The mother stopped eating and raised her head. Then she turned square on to us and took a few quick paces forward, signalling her intent to charge. Rangit called out a command and reversed Rahul out of danger. And for a few unforgettable minutes, on a lip of land judged by Rangit to be acceptable to the rhino, we watched the calf play in the shadow of its vigilant mum.
My friend won her bet.
Notes on India’s one-horned rhino
Kaziranga has a high density tiger population, but is most famous for its efforts to save the largest species of rhino in the world: Rhinoceros unicornis, commonly known as the greater one-horned rhino. Around 75% of the world’s population live in the park’s 430 sq km. And with Kaziranga accounting for 2,290 out of 2,505 individuals worldwide, visitors have a good chance of spotting one of them.
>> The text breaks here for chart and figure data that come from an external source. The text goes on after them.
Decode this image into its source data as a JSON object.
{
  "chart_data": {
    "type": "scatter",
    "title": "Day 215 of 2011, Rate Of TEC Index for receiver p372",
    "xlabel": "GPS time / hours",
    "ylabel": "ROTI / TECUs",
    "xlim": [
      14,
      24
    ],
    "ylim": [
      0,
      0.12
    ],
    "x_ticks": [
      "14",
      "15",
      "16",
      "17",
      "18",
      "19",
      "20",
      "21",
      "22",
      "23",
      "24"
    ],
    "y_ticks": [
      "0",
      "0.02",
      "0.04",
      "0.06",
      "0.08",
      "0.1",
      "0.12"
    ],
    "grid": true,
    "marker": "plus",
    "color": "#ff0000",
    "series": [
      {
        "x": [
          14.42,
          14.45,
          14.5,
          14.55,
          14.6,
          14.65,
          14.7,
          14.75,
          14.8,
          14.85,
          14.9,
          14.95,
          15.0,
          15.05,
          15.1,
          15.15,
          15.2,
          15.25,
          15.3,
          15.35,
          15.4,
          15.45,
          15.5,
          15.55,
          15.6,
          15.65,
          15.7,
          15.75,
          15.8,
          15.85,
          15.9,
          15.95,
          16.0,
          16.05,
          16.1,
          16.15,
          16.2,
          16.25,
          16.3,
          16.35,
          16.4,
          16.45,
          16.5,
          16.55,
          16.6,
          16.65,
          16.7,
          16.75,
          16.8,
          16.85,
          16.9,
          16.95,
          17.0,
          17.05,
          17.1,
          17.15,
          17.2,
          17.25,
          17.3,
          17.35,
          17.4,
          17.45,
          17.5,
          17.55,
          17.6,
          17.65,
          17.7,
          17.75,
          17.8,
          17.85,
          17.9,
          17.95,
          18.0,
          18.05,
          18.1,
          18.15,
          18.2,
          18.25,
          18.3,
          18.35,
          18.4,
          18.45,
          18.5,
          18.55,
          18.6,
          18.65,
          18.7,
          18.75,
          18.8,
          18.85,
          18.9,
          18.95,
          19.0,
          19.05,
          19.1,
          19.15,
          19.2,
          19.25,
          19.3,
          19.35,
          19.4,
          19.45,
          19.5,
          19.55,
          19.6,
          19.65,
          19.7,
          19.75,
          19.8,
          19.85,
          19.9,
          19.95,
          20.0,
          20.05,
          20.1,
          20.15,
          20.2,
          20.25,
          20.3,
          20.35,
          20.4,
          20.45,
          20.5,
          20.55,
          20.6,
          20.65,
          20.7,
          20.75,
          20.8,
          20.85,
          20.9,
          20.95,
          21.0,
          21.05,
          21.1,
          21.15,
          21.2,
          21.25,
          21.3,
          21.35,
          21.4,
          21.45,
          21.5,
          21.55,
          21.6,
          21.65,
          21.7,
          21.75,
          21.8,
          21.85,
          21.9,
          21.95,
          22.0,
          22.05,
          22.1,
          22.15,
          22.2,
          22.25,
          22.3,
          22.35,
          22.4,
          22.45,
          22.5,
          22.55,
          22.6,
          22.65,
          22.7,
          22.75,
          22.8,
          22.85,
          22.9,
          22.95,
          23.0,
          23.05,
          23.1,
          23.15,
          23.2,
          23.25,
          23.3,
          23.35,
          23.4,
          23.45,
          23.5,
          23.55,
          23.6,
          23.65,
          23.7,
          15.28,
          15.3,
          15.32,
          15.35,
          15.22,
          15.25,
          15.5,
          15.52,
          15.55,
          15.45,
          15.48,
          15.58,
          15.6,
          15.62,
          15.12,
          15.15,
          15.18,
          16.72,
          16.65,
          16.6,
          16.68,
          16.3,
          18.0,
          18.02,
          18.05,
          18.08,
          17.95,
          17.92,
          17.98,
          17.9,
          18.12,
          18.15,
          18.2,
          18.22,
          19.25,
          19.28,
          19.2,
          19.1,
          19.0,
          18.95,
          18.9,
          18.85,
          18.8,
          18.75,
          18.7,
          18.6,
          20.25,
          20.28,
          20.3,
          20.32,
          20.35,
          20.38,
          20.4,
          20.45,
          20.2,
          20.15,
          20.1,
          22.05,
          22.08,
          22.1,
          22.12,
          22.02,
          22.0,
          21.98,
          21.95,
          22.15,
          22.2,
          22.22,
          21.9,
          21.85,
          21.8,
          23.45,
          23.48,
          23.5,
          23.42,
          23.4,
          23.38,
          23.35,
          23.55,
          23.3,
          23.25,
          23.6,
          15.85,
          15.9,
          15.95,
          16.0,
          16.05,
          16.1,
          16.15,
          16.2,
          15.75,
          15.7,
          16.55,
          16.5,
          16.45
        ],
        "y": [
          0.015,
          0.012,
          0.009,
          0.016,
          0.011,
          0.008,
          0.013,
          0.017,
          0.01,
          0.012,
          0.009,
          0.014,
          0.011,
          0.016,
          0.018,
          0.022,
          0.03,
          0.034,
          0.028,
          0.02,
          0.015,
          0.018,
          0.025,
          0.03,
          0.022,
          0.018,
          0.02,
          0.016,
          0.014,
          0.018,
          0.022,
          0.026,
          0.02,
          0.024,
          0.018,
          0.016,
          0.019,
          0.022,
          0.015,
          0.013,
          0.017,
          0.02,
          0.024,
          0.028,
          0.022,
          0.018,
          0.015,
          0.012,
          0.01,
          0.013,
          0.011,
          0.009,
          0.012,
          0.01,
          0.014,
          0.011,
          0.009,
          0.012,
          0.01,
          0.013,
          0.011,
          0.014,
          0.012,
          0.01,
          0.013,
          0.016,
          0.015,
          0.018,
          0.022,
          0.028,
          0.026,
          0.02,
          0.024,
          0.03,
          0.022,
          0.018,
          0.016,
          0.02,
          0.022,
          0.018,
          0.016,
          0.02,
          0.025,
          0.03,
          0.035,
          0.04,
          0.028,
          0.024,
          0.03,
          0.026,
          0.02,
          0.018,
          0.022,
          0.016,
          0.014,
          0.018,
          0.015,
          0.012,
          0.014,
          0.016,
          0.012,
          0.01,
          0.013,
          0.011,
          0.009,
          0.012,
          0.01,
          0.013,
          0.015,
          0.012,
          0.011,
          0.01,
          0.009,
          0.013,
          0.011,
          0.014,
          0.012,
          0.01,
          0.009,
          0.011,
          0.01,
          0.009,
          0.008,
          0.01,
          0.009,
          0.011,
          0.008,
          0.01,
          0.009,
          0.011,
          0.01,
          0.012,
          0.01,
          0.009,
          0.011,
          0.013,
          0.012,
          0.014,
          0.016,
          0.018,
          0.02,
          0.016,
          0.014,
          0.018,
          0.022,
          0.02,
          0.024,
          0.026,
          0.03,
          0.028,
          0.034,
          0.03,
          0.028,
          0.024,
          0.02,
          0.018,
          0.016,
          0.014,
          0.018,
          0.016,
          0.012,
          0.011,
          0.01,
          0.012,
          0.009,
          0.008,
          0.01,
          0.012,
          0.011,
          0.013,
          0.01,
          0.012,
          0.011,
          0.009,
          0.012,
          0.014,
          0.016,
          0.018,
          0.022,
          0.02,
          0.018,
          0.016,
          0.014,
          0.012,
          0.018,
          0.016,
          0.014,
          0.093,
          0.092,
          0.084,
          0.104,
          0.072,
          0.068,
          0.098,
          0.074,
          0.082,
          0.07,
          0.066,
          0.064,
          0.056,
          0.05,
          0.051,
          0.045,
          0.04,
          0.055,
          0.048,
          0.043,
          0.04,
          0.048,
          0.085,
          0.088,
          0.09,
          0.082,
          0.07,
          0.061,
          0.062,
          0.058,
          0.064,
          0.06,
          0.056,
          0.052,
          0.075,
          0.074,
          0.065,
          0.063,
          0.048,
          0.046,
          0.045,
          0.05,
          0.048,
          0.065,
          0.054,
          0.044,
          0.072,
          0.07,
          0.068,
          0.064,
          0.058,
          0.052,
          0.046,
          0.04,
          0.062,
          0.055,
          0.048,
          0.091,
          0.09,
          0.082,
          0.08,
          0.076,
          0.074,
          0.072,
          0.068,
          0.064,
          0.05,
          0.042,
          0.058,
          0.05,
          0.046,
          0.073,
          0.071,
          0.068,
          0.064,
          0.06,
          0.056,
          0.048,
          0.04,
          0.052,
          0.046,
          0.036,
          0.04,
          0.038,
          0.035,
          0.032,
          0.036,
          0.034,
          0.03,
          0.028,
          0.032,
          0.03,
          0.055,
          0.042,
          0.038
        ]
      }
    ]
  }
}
At the time of writing (24 June 2014) 19 rhino have been killed for their horns this year. News reports say that armed guards have shot and killed two poachers. Despite these losses, the Kaziranga rhino population has continued to grow. The last census, carried out in April 2012, showed a 9% increase since 2009, and in 2013 a further 39 animals were recorded.
In 2012, India’s Supreme Court banned tourism in core tiger parks in an effort to safeguard endangered animals. But after a vociferous worldwide campaign, opened them again three months later, accepting the argument that sustainable and considerate tourism is good for wildlife and encourages conservation.
Of the five species of rhino left on Earth, three are designated ‘critically endangered’ by the IUCN. The greater one-horned rhino is officially “vulnerable”. The IUCN has declared the Javan rhino to be ‘teetering on the brink of extinction’. In Africa, the western black rhino has become extinct, and the northern white rhino is expected to disappear by 2020.